Bernard Stiegler, in Télérama 27/04/2016

dimanche 9 août 2020

Mort du philosophe Bernard Stiegler. Réactions

Sa mort jeudi 6 août à l'âge de 68 ans a pris tout le monde de court, à l'exception de ses proches, et n'a pas fini de susciter des réactions un peu partout en France et à l'étranger. "C’est une mort que rien ne laissait présager aussi subite, tant il avait l’esprit jeune, avide de modernité, ivre de ses enthousiasmes. Atteint d’un mal qui l’avait beaucoup fait souffrir il y a quelques mois et dont il pressentait un retour inéluctable, il s’est donné la mort, non en dépressif, mais en philosophe, dit son ami Paul Jorion." (Mark Hunyadi, Le Temps)

Défenseur d'un Internet neutre, Bernard Stiegler était connu pour son travail sur les mutations sociales portées par le développement technologique, notamment l'étude des réseaux sociaux et des médias. Il a travaillé notamment sur le cas de Facebook qu'il qualifie d'exemple du "capitalisme pulsionnel". Pour lui, les interactions sur la plateforme sont "des appels à libérer son énergie libidinale au profit des réactions spontanées et affectives (…).

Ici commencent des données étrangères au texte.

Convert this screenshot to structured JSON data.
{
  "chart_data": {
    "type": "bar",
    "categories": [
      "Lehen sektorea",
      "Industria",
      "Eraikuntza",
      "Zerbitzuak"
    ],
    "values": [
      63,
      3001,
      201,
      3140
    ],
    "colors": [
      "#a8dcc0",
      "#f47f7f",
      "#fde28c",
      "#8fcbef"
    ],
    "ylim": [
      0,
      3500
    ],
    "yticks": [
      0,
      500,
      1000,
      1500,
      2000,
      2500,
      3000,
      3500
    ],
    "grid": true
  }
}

En échange de quoi nous offrons les données concernant nos goûts et dégoûts, afin de recevoir la publicité et les contenus les mieux ciblés, ceux les plus proches de nos désirs…" (Revue des médias, Ina)

Au lieu d'écrire un énième article sur celui qu'on qualifie de "technicien de la pensée et penseur de la technique" ou encore "penseur de la démocratisation numérique", nous avons choisi plutôt de donner à lire ici quelques réactions significatives qui aident, peut-être, à mieux cerner le personnage et sa pensée (sur ce dernier point le lecteur se reportera directement à ses ouvrages et aux nombreuses recensions qui leur sont consacrées) : 

Ainsi, le Collège international de philosophie qui annonçait sur Twitter et Facebook sa disparition soudaine : "Un contemporain hors du commun, qui a cherché à inventer une nouvelle langue et de nouvelles subversions."

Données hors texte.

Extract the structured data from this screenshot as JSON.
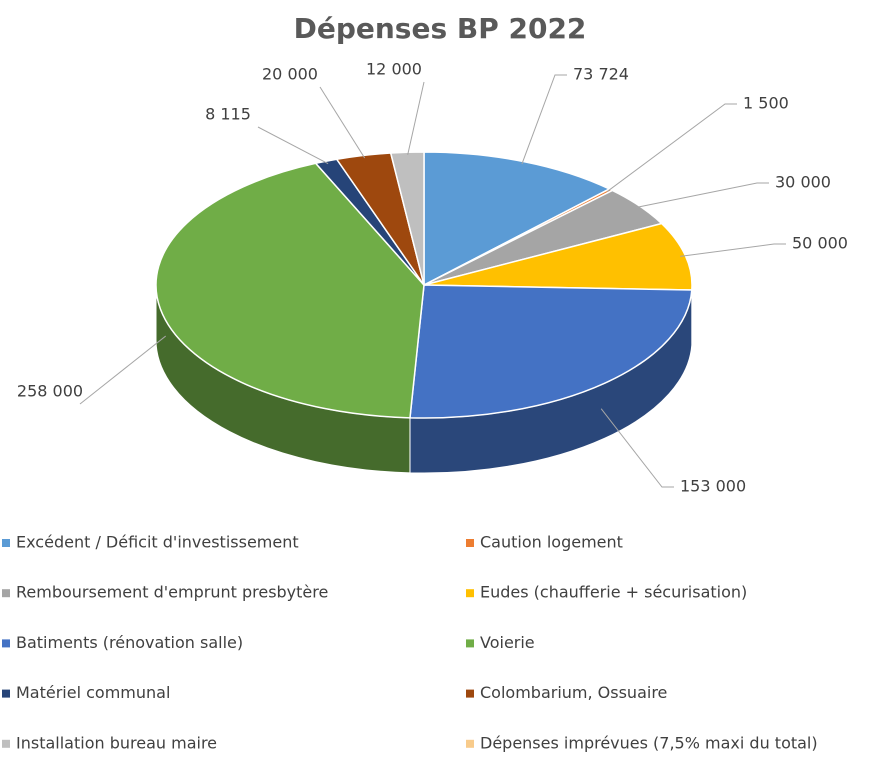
{
  "chart_data": {
    "type": "pie",
    "title": "Dépenses BP 2022",
    "categories": [
      "Excédent / Déficit d'investissement",
      "Caution logement",
      "Remboursement d'emprunt presbytère",
      "Eudes (chaufferie + sécurisation)",
      "Batiments (rénovation salle)",
      "Voierie",
      "Matériel communal",
      "Colombarium, Ossuaire",
      "Installation bureau maire",
      "Dépenses imprévues (7,5% maxi du total)"
    ],
    "values": [
      73724,
      1500,
      30000,
      50000,
      153000,
      258000,
      8115,
      20000,
      12000,
      null
    ],
    "value_labels": [
      "73 724",
      "1 500",
      "30 000",
      "50 000",
      "153 000",
      "258 000",
      "8 115",
      "20 000",
      "12 000",
      null
    ],
    "colors": [
      "#5b9bd5",
      "#ed7d31",
      "#a5a5a5",
      "#ffc000",
      "#4472c4",
      "#70ad47",
      "#264478",
      "#9e480e",
      "#bfbfbf",
      "#f8cb8b"
    ],
    "legend": "bottom"
  }
}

Michel Deguy : "Ses livres (…) étaient d'une intelligence et d'un savoir extraordinaire. C'était un profond lettré, un poéticien et un mécanicien, il avait un rapport continu avec la poésie"

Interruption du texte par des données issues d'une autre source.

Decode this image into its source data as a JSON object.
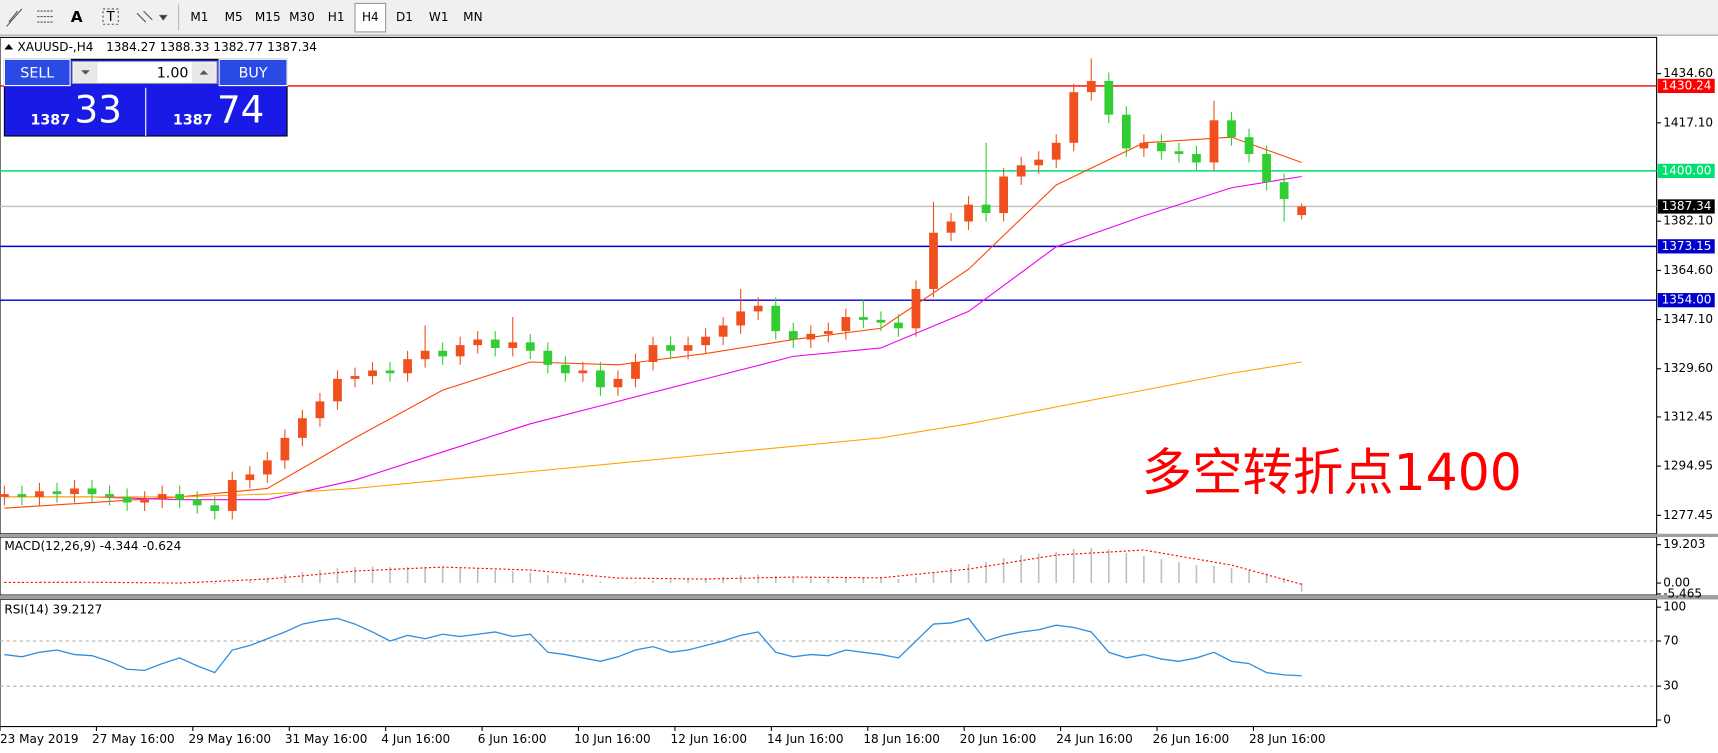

Mathieu Potte-Bonneville : "Il travaillait à l'intersection de différents domaines, autour de la figure de l'hybridité, dans une sorte de vigilance inventive, traçant des ponts entre l'esthétique, la technologie et la politique. Il renouvelait le lexique et les notions pour penser une situation, ce qui a pu le rendre difficile à lire par moments. Il inventait son vocabulaire en marchant."

Mathieu Triclot : "Sa manière de lier un travail conceptuel hautement spéculatif et des entreprises de transformation technologique ici et maintenant me semble une de grandes singularités de son engagement. C'est un modèle de philosophie des techniques : capable à la fois d'une critique radicale des techniques contemporaines et de donner des clés de lecture pour l'action. Un peu tout ce qu'on peut attendre de la philosophie."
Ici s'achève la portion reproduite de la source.